I work as a dancer in a club that caters to men who like "transsexuals." They want us to have beautiful breasts, you know, to be sexy like females but they want that one thing to be different.

In 2010, she performed an autobiographical play entitled i was Barbie.

In 2012, she performed 40 Days and 40 Nights as part of the inaugural SummerWorks Live Art series in Toronto. For this performance, she spent 40 days undergoing a spiritual experience and opened the last 11 days to the public. As part of this performance, she spent two hours a night whipping herself while riding an exercise bike. She has also performed For Every Time You Shattered Me I Made Myself Again, a six-hour performance in the Henry Moore Sculpture Room at the Art Gallery of Ontario where she appeared in several different personas live and onscreen, dressing, undressing, and washing herself with a number of unspecified fluids in front of the audience.

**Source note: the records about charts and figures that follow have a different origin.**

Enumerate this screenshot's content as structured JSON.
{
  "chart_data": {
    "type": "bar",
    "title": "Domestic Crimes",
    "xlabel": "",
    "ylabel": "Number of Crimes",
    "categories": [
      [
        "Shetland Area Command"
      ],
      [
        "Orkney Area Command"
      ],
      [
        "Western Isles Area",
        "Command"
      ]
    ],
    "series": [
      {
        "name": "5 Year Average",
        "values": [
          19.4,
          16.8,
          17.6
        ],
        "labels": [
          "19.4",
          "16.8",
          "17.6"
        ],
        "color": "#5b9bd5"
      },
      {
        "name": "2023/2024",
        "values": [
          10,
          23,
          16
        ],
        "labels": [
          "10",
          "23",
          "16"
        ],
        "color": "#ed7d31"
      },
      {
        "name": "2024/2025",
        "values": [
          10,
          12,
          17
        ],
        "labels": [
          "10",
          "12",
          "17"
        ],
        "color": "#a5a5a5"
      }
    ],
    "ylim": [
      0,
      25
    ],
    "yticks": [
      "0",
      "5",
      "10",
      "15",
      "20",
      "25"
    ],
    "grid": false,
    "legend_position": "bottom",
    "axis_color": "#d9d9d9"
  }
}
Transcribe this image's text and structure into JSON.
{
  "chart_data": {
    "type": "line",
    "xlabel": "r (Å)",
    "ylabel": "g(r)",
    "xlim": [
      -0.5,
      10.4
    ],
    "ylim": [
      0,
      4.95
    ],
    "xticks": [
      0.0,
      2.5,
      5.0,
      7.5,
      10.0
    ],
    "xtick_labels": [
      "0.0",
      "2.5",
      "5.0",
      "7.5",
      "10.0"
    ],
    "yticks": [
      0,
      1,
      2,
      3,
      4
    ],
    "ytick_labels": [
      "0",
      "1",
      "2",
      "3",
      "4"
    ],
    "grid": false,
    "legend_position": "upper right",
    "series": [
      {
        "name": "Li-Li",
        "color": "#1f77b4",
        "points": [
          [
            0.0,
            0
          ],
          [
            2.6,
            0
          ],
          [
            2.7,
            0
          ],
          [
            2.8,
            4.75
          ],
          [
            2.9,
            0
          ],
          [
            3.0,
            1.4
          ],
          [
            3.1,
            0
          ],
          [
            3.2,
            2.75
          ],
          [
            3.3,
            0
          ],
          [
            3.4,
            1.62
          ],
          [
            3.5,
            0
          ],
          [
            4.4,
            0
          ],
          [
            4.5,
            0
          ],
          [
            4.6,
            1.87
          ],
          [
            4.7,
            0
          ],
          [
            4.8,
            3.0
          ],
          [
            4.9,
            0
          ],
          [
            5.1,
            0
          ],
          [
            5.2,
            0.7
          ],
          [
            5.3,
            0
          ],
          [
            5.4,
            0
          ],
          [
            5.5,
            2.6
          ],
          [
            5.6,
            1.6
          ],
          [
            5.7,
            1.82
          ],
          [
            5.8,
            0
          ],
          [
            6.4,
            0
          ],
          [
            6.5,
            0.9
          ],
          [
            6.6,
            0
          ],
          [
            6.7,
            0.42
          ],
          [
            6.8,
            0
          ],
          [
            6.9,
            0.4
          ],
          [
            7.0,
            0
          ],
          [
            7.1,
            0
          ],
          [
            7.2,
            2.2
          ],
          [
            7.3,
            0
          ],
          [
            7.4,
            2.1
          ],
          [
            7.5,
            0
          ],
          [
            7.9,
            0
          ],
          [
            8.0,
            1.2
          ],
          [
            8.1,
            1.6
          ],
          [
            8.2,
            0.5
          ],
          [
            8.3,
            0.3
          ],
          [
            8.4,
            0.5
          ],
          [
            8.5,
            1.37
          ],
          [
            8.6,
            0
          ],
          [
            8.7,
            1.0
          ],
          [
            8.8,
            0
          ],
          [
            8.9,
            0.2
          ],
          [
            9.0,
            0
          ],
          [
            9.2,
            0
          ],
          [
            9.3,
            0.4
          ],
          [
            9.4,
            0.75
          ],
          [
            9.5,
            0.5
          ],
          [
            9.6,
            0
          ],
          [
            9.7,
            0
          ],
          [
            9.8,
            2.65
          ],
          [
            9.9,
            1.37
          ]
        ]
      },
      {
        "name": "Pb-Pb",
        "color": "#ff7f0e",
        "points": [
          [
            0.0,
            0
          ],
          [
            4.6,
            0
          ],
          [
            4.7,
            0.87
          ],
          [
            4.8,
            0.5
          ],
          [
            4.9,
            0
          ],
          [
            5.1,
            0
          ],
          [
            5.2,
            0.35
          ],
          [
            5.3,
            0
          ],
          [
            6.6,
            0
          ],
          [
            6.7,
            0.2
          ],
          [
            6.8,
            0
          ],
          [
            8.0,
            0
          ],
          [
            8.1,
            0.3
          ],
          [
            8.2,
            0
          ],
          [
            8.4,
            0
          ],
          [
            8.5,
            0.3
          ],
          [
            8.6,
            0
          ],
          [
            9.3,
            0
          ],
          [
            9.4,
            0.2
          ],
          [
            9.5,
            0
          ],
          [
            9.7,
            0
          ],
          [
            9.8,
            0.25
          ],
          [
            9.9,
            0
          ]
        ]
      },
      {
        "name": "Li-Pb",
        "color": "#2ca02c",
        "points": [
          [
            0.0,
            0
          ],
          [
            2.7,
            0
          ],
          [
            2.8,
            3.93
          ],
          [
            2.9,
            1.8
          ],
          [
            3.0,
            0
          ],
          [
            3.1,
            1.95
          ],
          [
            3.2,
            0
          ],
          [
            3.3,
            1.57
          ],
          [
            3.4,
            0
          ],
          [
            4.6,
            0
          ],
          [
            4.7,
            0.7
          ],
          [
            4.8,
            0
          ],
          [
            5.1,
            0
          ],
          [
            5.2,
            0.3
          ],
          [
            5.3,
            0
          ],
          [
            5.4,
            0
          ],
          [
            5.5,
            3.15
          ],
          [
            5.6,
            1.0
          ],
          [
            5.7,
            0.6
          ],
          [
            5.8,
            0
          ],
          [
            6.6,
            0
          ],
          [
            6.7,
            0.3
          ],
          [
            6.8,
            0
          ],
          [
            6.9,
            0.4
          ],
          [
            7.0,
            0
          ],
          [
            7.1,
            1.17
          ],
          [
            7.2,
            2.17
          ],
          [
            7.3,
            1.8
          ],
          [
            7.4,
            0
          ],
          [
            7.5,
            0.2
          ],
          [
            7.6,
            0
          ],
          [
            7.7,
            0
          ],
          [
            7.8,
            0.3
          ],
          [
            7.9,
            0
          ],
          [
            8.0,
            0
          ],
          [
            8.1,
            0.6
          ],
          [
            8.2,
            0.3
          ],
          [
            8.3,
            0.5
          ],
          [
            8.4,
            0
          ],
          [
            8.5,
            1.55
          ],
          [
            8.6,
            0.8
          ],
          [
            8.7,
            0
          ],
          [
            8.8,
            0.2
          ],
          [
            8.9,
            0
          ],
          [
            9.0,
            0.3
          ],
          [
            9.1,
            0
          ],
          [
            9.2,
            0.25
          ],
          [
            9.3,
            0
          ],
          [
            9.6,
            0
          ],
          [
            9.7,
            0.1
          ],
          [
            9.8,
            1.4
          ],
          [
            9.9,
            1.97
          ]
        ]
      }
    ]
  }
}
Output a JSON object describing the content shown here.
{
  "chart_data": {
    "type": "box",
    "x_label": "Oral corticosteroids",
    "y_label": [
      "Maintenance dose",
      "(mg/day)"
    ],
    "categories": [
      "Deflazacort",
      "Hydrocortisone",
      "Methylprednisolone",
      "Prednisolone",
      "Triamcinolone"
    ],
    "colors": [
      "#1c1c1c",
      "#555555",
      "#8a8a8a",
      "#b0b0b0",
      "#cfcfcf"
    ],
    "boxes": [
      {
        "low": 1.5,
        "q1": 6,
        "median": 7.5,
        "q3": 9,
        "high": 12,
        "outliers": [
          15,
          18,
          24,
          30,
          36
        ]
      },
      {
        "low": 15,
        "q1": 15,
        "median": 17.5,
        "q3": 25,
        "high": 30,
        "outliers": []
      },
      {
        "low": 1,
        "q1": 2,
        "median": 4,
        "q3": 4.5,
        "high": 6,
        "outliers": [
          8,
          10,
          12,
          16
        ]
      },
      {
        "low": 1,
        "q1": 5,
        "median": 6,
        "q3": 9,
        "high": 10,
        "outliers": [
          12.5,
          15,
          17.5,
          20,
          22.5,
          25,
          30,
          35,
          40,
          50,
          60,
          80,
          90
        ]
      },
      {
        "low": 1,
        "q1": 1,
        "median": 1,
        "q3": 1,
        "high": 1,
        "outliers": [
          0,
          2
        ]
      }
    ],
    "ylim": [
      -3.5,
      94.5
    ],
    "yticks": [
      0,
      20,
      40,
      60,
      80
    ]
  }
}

In 2013, at London's ]performance s p a c e [ she lived inside an art gallery for six days for a work called Lillex. Here, with UK artist Poppy Jackson, Arsenault performed rituals which explored feminine mythology as well as virtuality, including a trance-like dance which would often continue for six hours at a time. During these dances she was repeatedly burned with cigarettes on her chest, neck, breasts, and occasionally above the genitals, appearing unaffected by pain.

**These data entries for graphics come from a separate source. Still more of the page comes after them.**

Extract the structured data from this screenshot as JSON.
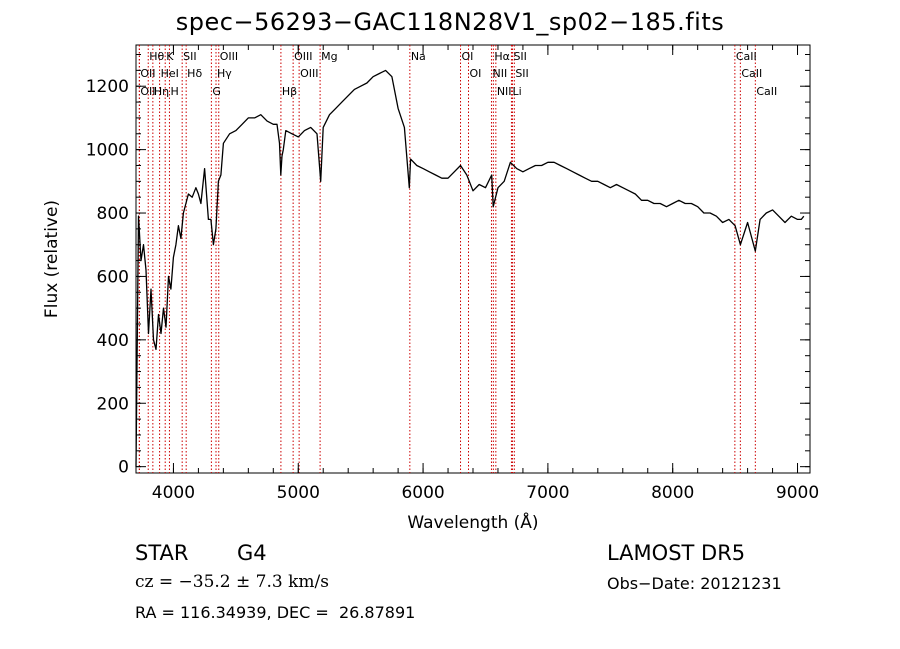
{
  "title": "spec−56293−GAC118N28V1_sp02−185.fits",
  "footer": {
    "class_label": "STAR",
    "subclass": "G4",
    "redshift": "cz = −35.2 ± 7.3 km/s",
    "coords": "RA = 116.34939, DEC =  26.87891",
    "survey": "LAMOST DR5",
    "obs_date": "Obs−Date: 20121231"
  },
  "chart_data": {
    "type": "line",
    "title": "spec−56293−GAC118N28V1_sp02−185.fits",
    "xlabel": "Wavelength (Å)",
    "ylabel": "Flux (relative)",
    "xlim": [
      3700,
      9100
    ],
    "ylim": [
      -20,
      1330
    ],
    "x_ticks": [
      4000,
      5000,
      6000,
      7000,
      8000,
      9000
    ],
    "y_ticks": [
      0,
      200,
      400,
      600,
      800,
      1000,
      1200
    ],
    "grid": false,
    "series": [
      {
        "x": [
          3700,
          3720,
          3740,
          3760,
          3780,
          3800,
          3820,
          3840,
          3860,
          3880,
          3900,
          3920,
          3940,
          3960,
          3980,
          4000,
          4020,
          4040,
          4060,
          4080,
          4100,
          4120,
          4150,
          4180,
          4200,
          4220,
          4250,
          4280,
          4300,
          4320,
          4340,
          4360,
          4380,
          4400,
          4450,
          4500,
          4550,
          4600,
          4650,
          4700,
          4750,
          4800,
          4830,
          4850,
          4860,
          4870,
          4880,
          4900,
          4950,
          5000,
          5050,
          5100,
          5150,
          5180,
          5200,
          5250,
          5300,
          5350,
          5400,
          5450,
          5500,
          5550,
          5600,
          5650,
          5700,
          5750,
          5800,
          5850,
          5890,
          5900,
          5950,
          6000,
          6050,
          6100,
          6150,
          6200,
          6250,
          6300,
          6350,
          6400,
          6450,
          6500,
          6550,
          6562,
          6600,
          6650,
          6700,
          6750,
          6800,
          6850,
          6900,
          6950,
          7000,
          7050,
          7100,
          7150,
          7200,
          7250,
          7300,
          7350,
          7400,
          7450,
          7500,
          7550,
          7600,
          7650,
          7700,
          7750,
          7800,
          7850,
          7900,
          7950,
          8000,
          8050,
          8100,
          8150,
          8200,
          8250,
          8300,
          8350,
          8400,
          8450,
          8500,
          8542,
          8600,
          8662,
          8700,
          8750,
          8800,
          8850,
          8900,
          8950,
          9000,
          9030,
          9050
        ],
        "y": [
          0,
          790,
          650,
          700,
          620,
          420,
          560,
          400,
          370,
          480,
          420,
          500,
          440,
          600,
          560,
          660,
          700,
          760,
          720,
          800,
          830,
          860,
          850,
          880,
          860,
          830,
          940,
          780,
          780,
          700,
          750,
          900,
          920,
          1020,
          1050,
          1060,
          1080,
          1100,
          1100,
          1110,
          1090,
          1080,
          1080,
          1020,
          920,
          980,
          1000,
          1060,
          1050,
          1040,
          1060,
          1070,
          1050,
          900,
          1070,
          1110,
          1130,
          1150,
          1170,
          1190,
          1200,
          1210,
          1230,
          1240,
          1250,
          1230,
          1130,
          1070,
          880,
          970,
          950,
          940,
          930,
          920,
          910,
          910,
          930,
          950,
          920,
          870,
          890,
          880,
          920,
          820,
          880,
          900,
          960,
          940,
          930,
          940,
          950,
          950,
          960,
          960,
          950,
          940,
          930,
          920,
          910,
          900,
          900,
          890,
          880,
          890,
          880,
          870,
          860,
          840,
          840,
          830,
          830,
          820,
          830,
          840,
          830,
          830,
          820,
          800,
          800,
          790,
          770,
          780,
          760,
          700,
          770,
          680,
          780,
          800,
          810,
          790,
          770,
          790,
          780,
          780,
          790
        ]
      }
    ],
    "lines": [
      {
        "name": "Hθ",
        "x": 3798
      },
      {
        "name": "OII",
        "x": 3727
      },
      {
        "name": "Hη",
        "x": 3835
      },
      {
        "name": "OII",
        "x": 3727
      },
      {
        "name": "HeI",
        "x": 3889
      },
      {
        "name": "K",
        "x": 3934
      },
      {
        "name": "H",
        "x": 3968
      },
      {
        "name": "SII",
        "x": 4070
      },
      {
        "name": "Hδ",
        "x": 4102
      },
      {
        "name": "OIII",
        "x": 4363
      },
      {
        "name": "Hγ",
        "x": 4341
      },
      {
        "name": "G",
        "x": 4304
      },
      {
        "name": "OIII",
        "x": 4959
      },
      {
        "name": "OIII",
        "x": 5007
      },
      {
        "name": "Hβ",
        "x": 4861
      },
      {
        "name": "Mg",
        "x": 5175
      },
      {
        "name": "Na",
        "x": 5894
      },
      {
        "name": "OI",
        "x": 6300
      },
      {
        "name": "OI",
        "x": 6364
      },
      {
        "name": "Hα",
        "x": 6563
      },
      {
        "name": "NII",
        "x": 6548
      },
      {
        "name": "NII",
        "x": 6583
      },
      {
        "name": "SII",
        "x": 6716
      },
      {
        "name": "SII",
        "x": 6731
      },
      {
        "name": "Li",
        "x": 6708
      },
      {
        "name": "CaII",
        "x": 8498
      },
      {
        "name": "CaII",
        "x": 8542
      },
      {
        "name": "CaII",
        "x": 8662
      }
    ]
  }
}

Her photographic and video collaborations with artists like Bruce LaBruce, John Greyson, Jordan Tannahill, and Istvan Kantor have been shown across Canada and around the world via film and video festivals, academic and art journals, and galleries including the Museum of Contemporary Canadian Art, Pleasuredome, FADO Performance Art Centre, and New York University.

Arsenault has been a frequent guest speaker at universities in Canada and the United States as well as conferences like Moses Znaimer's Ideacity. She has also worked as a social activist promoting the rights and dignity of trans people with the Toronto Police Service, Mount Sinai Hospital, Women's College Hospital, the Sherbourne Health Centre, Supporting Our Youth, and The 519.

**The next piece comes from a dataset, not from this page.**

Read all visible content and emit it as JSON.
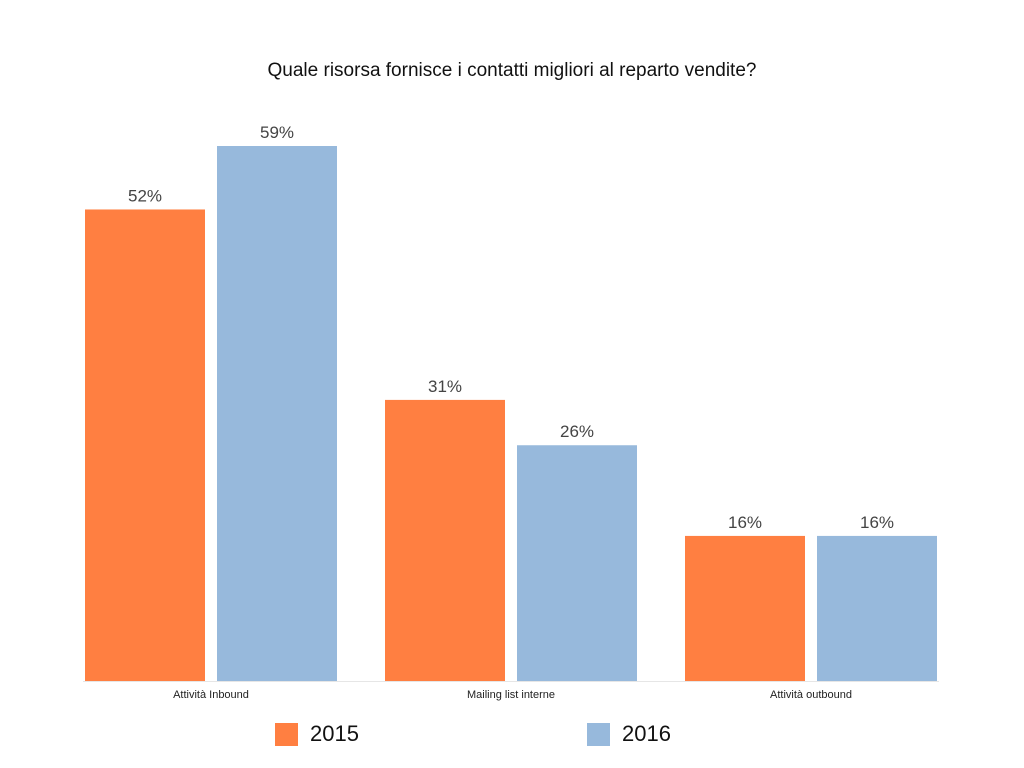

In 2013, Arsenault joined MAU, a New Zealand company of contemporary performance led by Lemi Ponifasio. Her first work with MAU was called The Crimson House and was scheduled for a world tour in 2014 and beyond. In the same year, she had a supporting role in John Greyson's web series Murder in Passing.

Arsenault's life and work are the subject of the book Trans(per)forming Nina Arsenault - An Unreasonable Body of Work, edited by Judith Rudakoff, published in April 2012.